# I.d. some plants please???



## clyderoad (Jun 10, 2012)

Your second picture looks like Pennsylvania smartweed, bees like it. Smartweed is a native and in the buckwheat family, related to knotweed (bamboo).

Don't know the yellow flowered plant.


----------



## trottet1 (Jul 18, 2013)

I looked up pa smartweed. That's it! Thanks.


----------



## beepro (Dec 31, 2012)

Could it be partridge peas with the yellow flowers?


----------



## trottet1 (Jul 18, 2013)

Hmm pretty close match. I think thats it! I looked it up and im finding deer love it. This property is a farmers property and there are deer all over back there. The deer bed down along this partridge pea. My research shows that honey bees don't work it but do work the pa smartweed. There's about 20 acres of the pa smartweed. 
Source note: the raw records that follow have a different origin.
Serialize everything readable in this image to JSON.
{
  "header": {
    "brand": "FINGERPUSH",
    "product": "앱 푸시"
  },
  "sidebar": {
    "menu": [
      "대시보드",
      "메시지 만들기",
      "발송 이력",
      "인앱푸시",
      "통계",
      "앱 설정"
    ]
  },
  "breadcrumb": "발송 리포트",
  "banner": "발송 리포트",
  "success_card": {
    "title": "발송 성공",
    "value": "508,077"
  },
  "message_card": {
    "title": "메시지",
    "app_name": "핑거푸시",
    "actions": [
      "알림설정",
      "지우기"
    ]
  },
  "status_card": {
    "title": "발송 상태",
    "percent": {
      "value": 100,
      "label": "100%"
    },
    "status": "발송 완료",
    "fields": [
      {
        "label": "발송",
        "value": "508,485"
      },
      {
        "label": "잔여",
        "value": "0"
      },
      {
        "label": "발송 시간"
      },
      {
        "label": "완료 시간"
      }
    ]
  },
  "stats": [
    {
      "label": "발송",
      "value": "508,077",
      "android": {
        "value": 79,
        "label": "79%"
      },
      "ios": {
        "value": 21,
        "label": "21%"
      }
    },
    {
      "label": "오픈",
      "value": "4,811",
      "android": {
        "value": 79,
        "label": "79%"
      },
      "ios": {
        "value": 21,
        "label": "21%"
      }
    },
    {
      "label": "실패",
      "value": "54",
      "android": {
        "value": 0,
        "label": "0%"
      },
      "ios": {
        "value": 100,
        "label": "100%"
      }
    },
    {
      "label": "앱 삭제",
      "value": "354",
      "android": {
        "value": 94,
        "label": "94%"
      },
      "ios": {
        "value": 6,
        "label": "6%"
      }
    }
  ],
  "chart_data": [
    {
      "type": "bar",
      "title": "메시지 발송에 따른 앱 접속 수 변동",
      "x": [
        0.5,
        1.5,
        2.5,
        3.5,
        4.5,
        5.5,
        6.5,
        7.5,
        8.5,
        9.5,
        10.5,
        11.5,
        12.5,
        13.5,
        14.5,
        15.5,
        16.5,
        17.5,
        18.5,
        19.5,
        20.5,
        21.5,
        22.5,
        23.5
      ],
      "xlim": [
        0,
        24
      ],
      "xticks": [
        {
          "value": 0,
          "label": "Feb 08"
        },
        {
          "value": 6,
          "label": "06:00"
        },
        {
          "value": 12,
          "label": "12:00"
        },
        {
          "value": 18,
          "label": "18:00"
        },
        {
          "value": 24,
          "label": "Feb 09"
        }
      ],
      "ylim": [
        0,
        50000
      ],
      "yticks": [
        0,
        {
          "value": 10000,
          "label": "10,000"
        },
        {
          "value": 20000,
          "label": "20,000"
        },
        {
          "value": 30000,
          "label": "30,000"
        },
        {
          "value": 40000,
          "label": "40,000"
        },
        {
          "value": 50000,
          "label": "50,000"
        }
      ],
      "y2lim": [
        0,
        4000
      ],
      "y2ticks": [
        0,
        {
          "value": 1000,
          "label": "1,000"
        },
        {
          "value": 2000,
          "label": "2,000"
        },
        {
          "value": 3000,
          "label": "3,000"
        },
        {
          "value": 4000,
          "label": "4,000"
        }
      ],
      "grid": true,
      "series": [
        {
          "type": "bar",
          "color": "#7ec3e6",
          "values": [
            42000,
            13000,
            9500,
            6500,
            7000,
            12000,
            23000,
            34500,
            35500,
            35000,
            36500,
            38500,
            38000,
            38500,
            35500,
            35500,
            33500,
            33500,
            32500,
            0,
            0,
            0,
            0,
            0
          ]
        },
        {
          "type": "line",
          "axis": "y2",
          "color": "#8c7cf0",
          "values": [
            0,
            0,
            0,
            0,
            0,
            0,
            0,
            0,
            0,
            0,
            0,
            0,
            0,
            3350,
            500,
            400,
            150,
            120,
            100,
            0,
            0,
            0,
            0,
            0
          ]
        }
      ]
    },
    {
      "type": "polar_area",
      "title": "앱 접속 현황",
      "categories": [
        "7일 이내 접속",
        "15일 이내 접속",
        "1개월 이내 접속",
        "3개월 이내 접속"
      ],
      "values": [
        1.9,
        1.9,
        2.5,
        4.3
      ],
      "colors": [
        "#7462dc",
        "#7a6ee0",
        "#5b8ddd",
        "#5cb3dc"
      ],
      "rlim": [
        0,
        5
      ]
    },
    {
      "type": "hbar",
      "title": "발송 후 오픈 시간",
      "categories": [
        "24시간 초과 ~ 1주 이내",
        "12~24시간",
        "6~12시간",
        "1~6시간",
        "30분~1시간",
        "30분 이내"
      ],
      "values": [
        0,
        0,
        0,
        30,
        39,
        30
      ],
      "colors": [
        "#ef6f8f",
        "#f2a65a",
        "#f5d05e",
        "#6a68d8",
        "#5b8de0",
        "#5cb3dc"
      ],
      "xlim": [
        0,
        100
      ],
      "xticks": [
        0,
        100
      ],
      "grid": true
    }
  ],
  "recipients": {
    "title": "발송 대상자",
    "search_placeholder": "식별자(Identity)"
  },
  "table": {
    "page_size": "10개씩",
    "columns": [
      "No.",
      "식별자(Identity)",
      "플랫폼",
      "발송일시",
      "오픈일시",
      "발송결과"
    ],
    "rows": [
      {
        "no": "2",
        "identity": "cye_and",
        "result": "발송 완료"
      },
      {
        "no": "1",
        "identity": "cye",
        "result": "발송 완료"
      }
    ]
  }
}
The partridge pea is not a bust though, the farmer is letting me hunt this property. Guess where my tree stand is going.


----------



## beepro (Dec 31, 2012)

To take advantage of the smart-weed flow I would increase the 
number of hives there right now. It could be a special wild flower honey you're collecting.
Not sure if you have bears there around your hives or not. Wonder if you can set up a fence to 
raise some deer inside all year long too. Maybe the farmers would agree to it on their property.


----------



## trottet1 (Jul 18, 2013)

My plan for next year is to reduce my home yard a little and increase the farm property. Right now the hives are not in an ideal spot. The farmer and I are going to clear a new spot and make a utility path right up to it.


----------